Catalin Dragomir, now 46, pleaded guilty to aggravated identity theft and obtaining information from a protected computer.
“Our country takes these types of crimes very seriously because of the harms and risk of harms that they cause,” said U.S. District Judge Michael H. Simon.
The crime is particularly egregious when it involves a government agency that guards the state’s critical infrastructure, the judge said.
Dragomir advertised on the dark web “admin access” to a network that included three servers and 50 computers connected to the state Department of Emergency Management, according to federal prosecutors.
The department works to prevent, prepare for and respond to disasters, including wildfires and floods, and administers federal and state grants to help local communities rebuild after disasters.
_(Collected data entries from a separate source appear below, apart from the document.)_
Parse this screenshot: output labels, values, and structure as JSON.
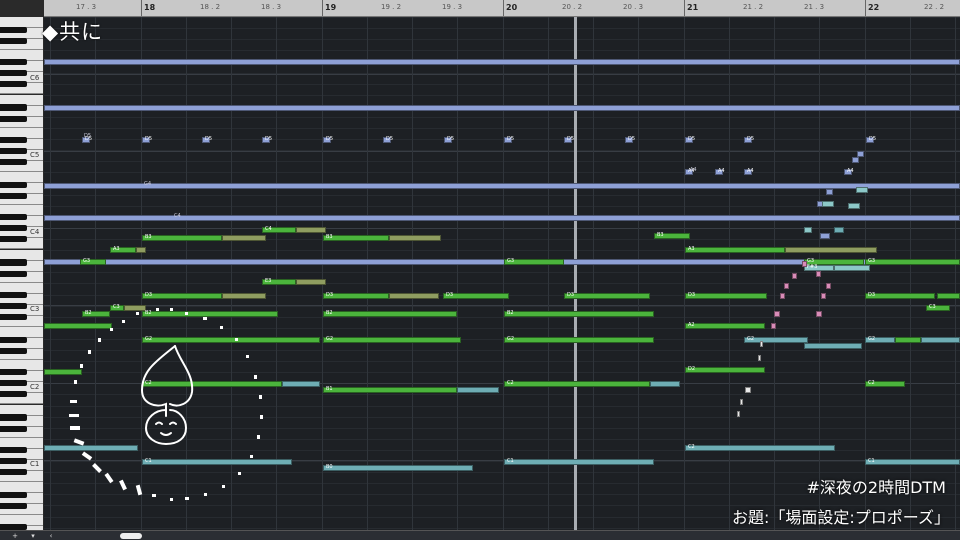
{
  "overlay": {
    "title": "◆共に",
    "hashtag": "#深夜の2時間DTM",
    "theme": "お題:「場面設定:プロポーズ」"
  },
  "keyboard": {
    "octave_labels": [
      "C6",
      "C5",
      "C4",
      "C3",
      "C2",
      "C1"
    ]
  },
  "ruler": {
    "bars": [
      "18",
      "19",
      "20",
      "21",
      "22"
    ],
    "subdivisions": [
      "17 . 3",
      "18 . 2",
      "18 . 3",
      "19 . 2",
      "19 . 3",
      "20 . 2",
      "20 . 3",
      "21 . 2",
      "21 . 3",
      "22 . 2"
    ]
  },
  "notes": {
    "labels": [
      "B3",
      "C4",
      "A3",
      "G3",
      "E3",
      "D3",
      "C3",
      "B2",
      "G2",
      "C2",
      "B1",
      "C1",
      "B0",
      "D2",
      "A2",
      "G3",
      "F#3",
      "D5",
      "G4",
      "C4",
      "A4"
    ]
  },
  "bottombar": {
    "add_label": "+",
    "menu_label": "▾",
    "scroll_left_label": "‹"
  },
  "colors": {
    "note_green": "#4bb43c",
    "note_olive": "#8f9d60",
    "note_teal": "#6eadb4",
    "note_blue": "#8ea0d6",
    "note_pink": "#d98cb8",
    "background": "#1e2125"
  }
}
As part of his plea agreement, Dragomir admitted that he shared screenshots of a state employee’s personal information with a prospective buyer in early June 2021 to prove he had access to the state office’s computer network. The screenshots included the employee’s name, date of birth, Social Security number and email address.
On June 16, 2021, he sold access to the network for $3,000 in Bitcoin.
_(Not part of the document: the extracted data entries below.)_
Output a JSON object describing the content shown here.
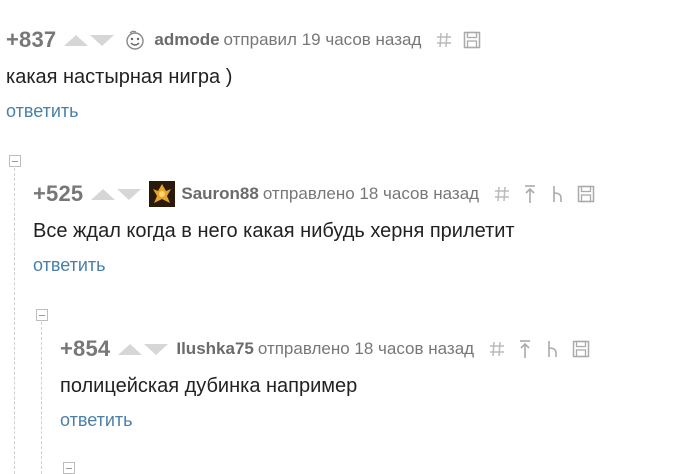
{
  "comments": [
    {
      "rating": "+837",
      "author": "admode",
      "meta": "отправил 19 часов назад",
      "text": "какая настырная нигра )",
      "reply_label": "ответить"
    },
    {
      "rating": "+525",
      "author": "Sauron88",
      "meta": "отправлено 18 часов назад",
      "text": "Все ждал когда в него какая нибудь херня прилетит",
      "reply_label": "ответить"
    },
    {
      "rating": "+854",
      "author": "Ilushka75",
      "meta": "отправлено 18 часов назад",
      "text": "полицейская дубинка например",
      "reply_label": "ответить"
    }
  ],
  "icons": {
    "hash": "hash-icon",
    "save": "save-icon",
    "parent": "go-to-parent-icon",
    "branch": "thread-branch-icon",
    "collapse": "collapse-icon",
    "avatar_face": "smiley-face-icon",
    "avatar_user": "user-avatar"
  },
  "colors": {
    "reply_link": "#4a7fa8",
    "meta_gray": "#777777",
    "vote_arrow": "#d6d6d6"
  }
}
Separately, he admitted he also sold personal information from at least 10 other victims’ computer networks in the U.S., causing a loss of at least $250,000, according to his plea agreement.
Prosecutors did not identify the other victims, but Assistant U.S. Attorney Katherine Rykken called Dragomir “quite prolific,” sharing sensitive computer network information “all over the world, over and over and over again.”
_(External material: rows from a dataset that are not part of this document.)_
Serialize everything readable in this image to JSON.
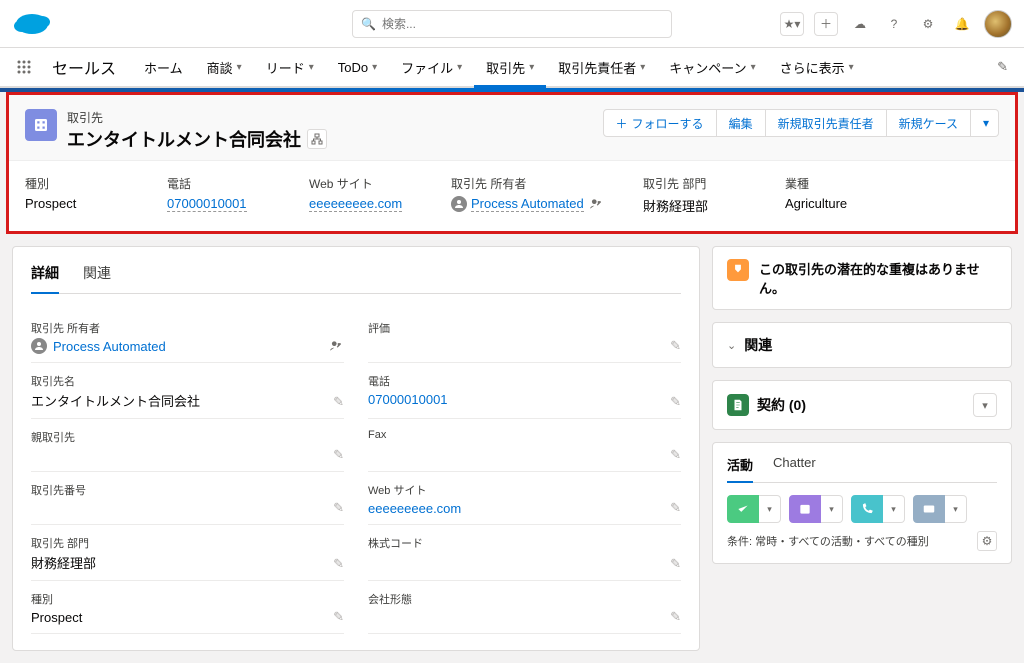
{
  "header": {
    "search_placeholder": "検索...",
    "app_name": "セールス"
  },
  "nav": {
    "tabs": [
      {
        "label": "ホーム",
        "chev": false
      },
      {
        "label": "商談",
        "chev": true
      },
      {
        "label": "リード",
        "chev": true
      },
      {
        "label": "ToDo",
        "chev": true
      },
      {
        "label": "ファイル",
        "chev": true
      },
      {
        "label": "取引先",
        "chev": true,
        "active": true
      },
      {
        "label": "取引先責任者",
        "chev": true
      },
      {
        "label": "キャンペーン",
        "chev": true
      },
      {
        "label": "さらに表示",
        "chev": true
      }
    ]
  },
  "record": {
    "object_label": "取引先",
    "name": "エンタイトルメント合同会社",
    "actions": {
      "follow": "フォローする",
      "edit": "編集",
      "new_contact": "新規取引先責任者",
      "new_case": "新規ケース"
    },
    "compact": {
      "type_label": "種別",
      "type_value": "Prospect",
      "phone_label": "電話",
      "phone_value": "07000010001",
      "website_label": "Web サイト",
      "website_value": "eeeeeeeee.com",
      "owner_label": "取引先 所有者",
      "owner_value": "Process Automated",
      "dept_label": "取引先 部門",
      "dept_value": "財務経理部",
      "industry_label": "業種",
      "industry_value": "Agriculture"
    }
  },
  "detail": {
    "tabs": {
      "detail": "詳細",
      "related": "関連"
    },
    "fields": {
      "owner_label": "取引先 所有者",
      "owner_value": "Process Automated",
      "rating_label": "評価",
      "name_label": "取引先名",
      "name_value": "エンタイトルメント合同会社",
      "phone_label": "電話",
      "phone_value": "07000010001",
      "parent_label": "親取引先",
      "fax_label": "Fax",
      "number_label": "取引先番号",
      "website_label": "Web サイト",
      "website_value": "eeeeeeeee.com",
      "dept_label": "取引先 部門",
      "dept_value": "財務経理部",
      "ticker_label": "株式コード",
      "type_label": "種別",
      "type_value": "Prospect",
      "form_label": "会社形態"
    }
  },
  "right": {
    "dup_text": "この取引先の潜在的な重複はありません。",
    "related_head": "関連",
    "contracts_label": "契約 (0)",
    "activity_tab": "活動",
    "chatter_tab": "Chatter",
    "filter_text": "条件: 常時・すべての活動・すべての種別"
  }
}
Dragomir, who has spent the past 16 months in Columbia County Jail, told Simon that he accepted responsibility once the FBI showed up at his door in Romania in November 2024 by providing the passwords to his computer and phone.
He said he later spent three hours speaking with the FBI, agreeing to cooperate with investigators, before signing his plea deal in February.
He said, however, that he was not the mastermind of the scheme and that he worked for another hacker.
Regardless, he said he accepted full responsibility.
“I made a mistake. I didn’t know what was in my mind,” he said. “I didn’t know what I was thinking.”
Simon sentenced Dragomir to four years and eight months.
The judge shaved off two months from the prosecutor’s recommended sentence to account for the two months that Dragomir served in custody in Romania before he was extradited to the United States.